The change, which takes place in less than two week’s time, will open up Europe’s top holiday destinations including France, Spain, Portugal and Italy to many hopeful holidaymakers.
Mr Shapps told the Commons: “From 19 July, we will remove the guidance that people should not travel to countries on the amber list. This means people will be able to travel for leisure, business and to see family in amber list countries.”
But he warned that amber list countries could still turn red – and said there would be no changes made for people arriving from those places.
Arrivals from red list countries are required to quarantine in a government-approved hotel.
Tour operators and airlines are prepared for a surge in demand following the announcement and have welcomed the changes.
Heathrow boss John Holland-Kaye said: “This is excellent news that will give a much-needed boost to millions of people across Britain looking forward to a more normal summer and reuniting with family and friends abroad.”
Tim Alderslade, chief executive of the Airlines UK industry body, added that “the summer season essentially starts here”.
And Conservative chairman of the Transport Select Committee Huw Merriman said the move is “a much-needed shot in the arm for those who’ve had two shots of the vaccine in their arm”.
However the PCR test requirement means a family of four planning a summer getaway could face an additional £400 expense.
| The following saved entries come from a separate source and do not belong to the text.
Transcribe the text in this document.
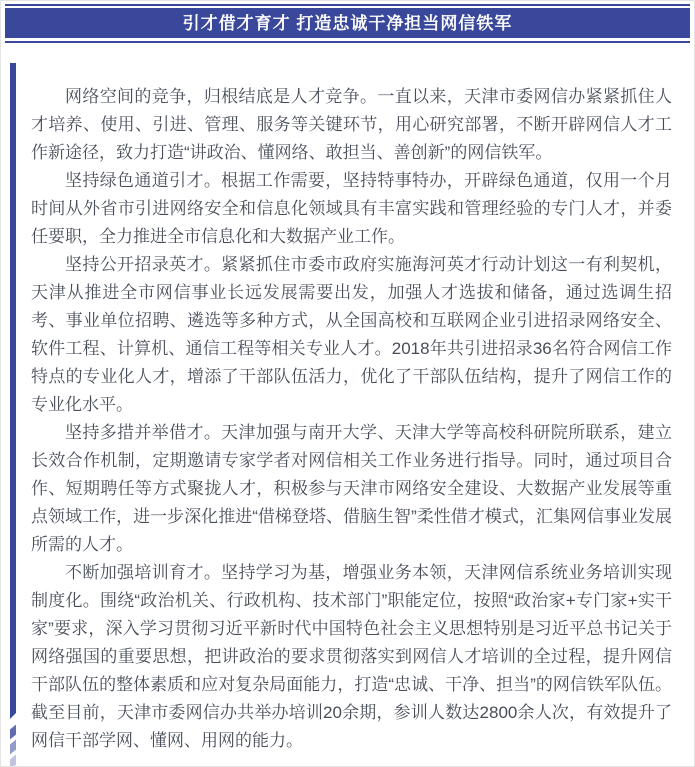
引才借才育才 打造忠诚干净担当网信铁军

网络空间的竞争，归根结底是人才竞争。一直以来，天津市委网信办紧紧抓住人才培养、使用、引进、管理、服务等关键环节，用心研究部署，不断开辟网信人才工作新途径，致力打造“讲政治、懂网络、敢担当、善创新”的网信铁军。

坚持绿色通道引才。根据工作需要，坚持特事特办，开辟绿色通道，仅用一个月时间从外省市引进网络安全和信息化领域具有丰富实践和管理经验的专门人才，并委任要职，全力推进全市信息化和大数据产业工作。

坚持公开招录英才。紧紧抓住市委市政府实施海河英才行动计划这一有利契机，天津从推进全市网信事业长远发展需要出发，加强人才选拔和储备，通过选调生招考、事业单位招聘、遴选等多种方式，从全国高校和互联网企业引进招录网络安全、软件工程、计算机、通信工程等相关专业人才。2018年共引进招录36名符合网信工作特点的专业化人才，增添了干部队伍活力，优化了干部队伍结构，提升了网信工作的专业化水平。

坚持多措并举借才。天津加强与南开大学、天津大学等高校科研院所联系，建立长效合作机制，定期邀请专家学者对网信相关工作业务进行指导。同时，通过项目合作、短期聘任等方式聚拢人才，积极参与天津市网络安全建设、大数据产业发展等重点领域工作，进一步深化推进“借梯登塔、借脑生智”柔性借才模式，汇集网信事业发展所需的人才。

不断加强培训育才。坚持学习为基，增强业务本领，天津网信系统业务培训实现制度化。围绕“政治机关、行政机构、技术部门”职能定位，按照“政治家+专门家+实干家”要求，深入学习贯彻习近平新时代中国特色社会主义思想特别是习近平总书记关于网络强国的重要思想，把讲政治的要求贯彻落实到网信人才培训的全过程，提升网信干部队伍的整体素质和应对复杂局面能力，打造“忠诚、干净、担当”的网信铁军队伍。截至目前，天津市委网信办共举办培训20余期，参训人数达2800余人次，有效提升了网信干部学网、懂网、用网的能力。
Adults who have not had both jabs will still have to quarantine when they return from an amber list country, or face a fine of up to £10,000.
Unlike red list countries, the quarantine period for amber list countries can be done at home and not in a hotel.
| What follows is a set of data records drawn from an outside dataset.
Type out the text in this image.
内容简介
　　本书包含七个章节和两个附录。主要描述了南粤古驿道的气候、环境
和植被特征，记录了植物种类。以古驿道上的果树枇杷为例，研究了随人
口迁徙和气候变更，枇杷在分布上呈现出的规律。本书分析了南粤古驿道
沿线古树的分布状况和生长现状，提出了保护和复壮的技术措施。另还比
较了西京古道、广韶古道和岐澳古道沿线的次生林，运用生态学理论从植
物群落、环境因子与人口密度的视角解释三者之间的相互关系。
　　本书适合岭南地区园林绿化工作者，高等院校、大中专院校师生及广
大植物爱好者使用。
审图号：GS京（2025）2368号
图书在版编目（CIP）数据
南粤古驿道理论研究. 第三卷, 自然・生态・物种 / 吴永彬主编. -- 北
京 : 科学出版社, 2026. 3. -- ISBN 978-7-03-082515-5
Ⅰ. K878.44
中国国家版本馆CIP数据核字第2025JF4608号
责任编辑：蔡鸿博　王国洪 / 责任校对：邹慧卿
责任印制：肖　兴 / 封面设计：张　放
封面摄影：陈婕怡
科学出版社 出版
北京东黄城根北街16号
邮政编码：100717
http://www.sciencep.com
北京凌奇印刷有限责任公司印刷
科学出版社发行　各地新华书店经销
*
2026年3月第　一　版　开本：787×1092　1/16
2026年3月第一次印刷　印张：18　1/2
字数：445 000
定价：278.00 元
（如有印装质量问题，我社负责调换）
Most European countries are currently on the amber list, as are the United States, Mexico.
Countries on the red list – including India, Turkey and Brazil – will be unaffected.
While the announcement is for UK residents only, Mr Shapps said ministers are “working to extend our approach to vaccinated passengers from important markets of holiday destinations later this summer such as the United States and the EU”.
But Labour’s transport secretary Jim McMahon raised concerns about the “limited” data available on infection rates in other countries.
“In just a week the government has effectively taken our suggestion to effectively scrap the confused amber list, but it isn’t clear if some of the countries that are currently on the amber list should in fact be moved to the red list,” he said.